FIG. 4 is a main block diagram of a rotation control unit of the washing and drying machine.

FIG. 5 is a rotation characteristic diagram of a motor of the washing and drying machine.

FIG. 6 is a main part flowchart of a rotation control unit of the washing and drying machine.

FIG. 7 is a main part flowchart of a rotation control unit of the washing and drying machine.

FIG. 8 is a front view of an operation display unit of the washing and drying machine.

FIG. 9 is a main part flowchart showing a drying process of the washing and drying machine.

FIG. 10 is a control characteristic diagram of a rotation control unit of the washing and drying machine.

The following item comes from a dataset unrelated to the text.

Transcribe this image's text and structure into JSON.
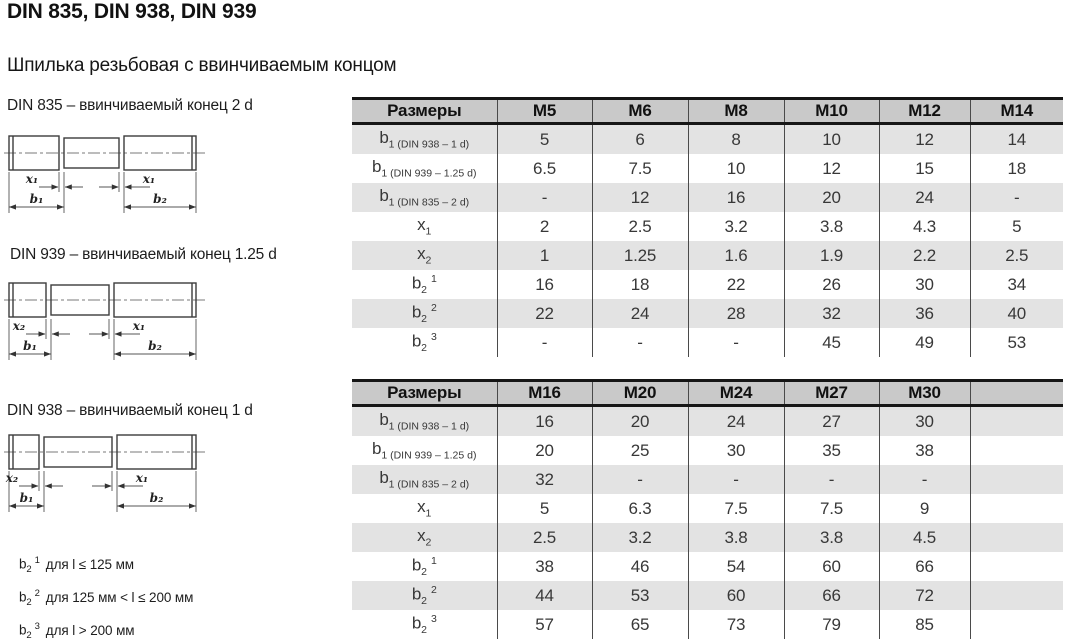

FIG. 11 is a rotation characteristic diagram of a motor of the washing and drying machine.

[Explanation of symbols]

 DESCRIPTION OF SYMBOLS 1 Housing 3 Outer tank 4 Inner tank 5 Rotating blade 9 Motor (driving means) 12 Drying blower (blowing means) 13 Heater (heating means) 17 Cooling blower (cooling blowing means) 24 Control means

 ────────────────────────────────────────────────── ─── Continued on the front page (72) Inventor Makio Tahara 1006 Kazuma Kadoma, Kadoma-shi, Osaka F-term in Matsushita Electric Industrial Co., Ltd. (reference) 3B155 AA10 AA16 BA09 BB16 CA06 CB07 LA11 LB17 LC02 MA01 MA05 MA06 MA07 MA08 MA10

Claims (4)

[Claims] 1. An outer tub elastically suspended in a housing, an inner tub having a rotation center axis in a substantially vertical direction and rotatably supported in the outer tub, and a rotatable inner bottom portion of the inner tub. Rotating blades provided freely, driving means for driving the inner tank or the rotating blades, blowing means for blowing hot air into the inner tank, heating means for heating the air blown by the blowing means, Cooling air blowing means for introducing cooling air from outside to the inside of the housing, and a control means for controlling operations of the driving means, blowing means, heating means, cooling blowing means and the like to control washing and drying processes, A washing and drying machine wherein the control means controls the driving means so that the number of revolutions of the rotor in a drying step is higher than in a washing step. 2. An outer tub resiliently suspended in a housing, an inner tub having a rotation center axis in a substantially vertical direction and rotatably supported in the outer tub, and a rotatable inner bottom of the inner tub. Rotating blades provided freely, driving means for driving the inner tank or the rotating blades, blowing means for blowing hot air into the inner tank, heating means for heating the air blown by the blowing means, Cooling air blowing means for introducing cooling air from outside to the inside of the housing, and a control means for controlling operations of the driving means, blowing means, heating means, cooling blowing means and the like to control washing and drying processes, A washing / drying machine according to claim 1, wherein said control means controls said driving means so that an on-time ratio of an on / off time period when said rotor is rotated in a drying step is lower than a washing step. 3. The washing / drying machine according to claim 1, wherein the control means controls the driving means such that activation at the time of rotation of the rotor during the drying process is turned on more strongly than in the washing process. 4. The washing / drying machine according to claim 1, wherein the control means controls the driving means such that braking during turning off of the rotor during the drying process is stronger than in the washing process.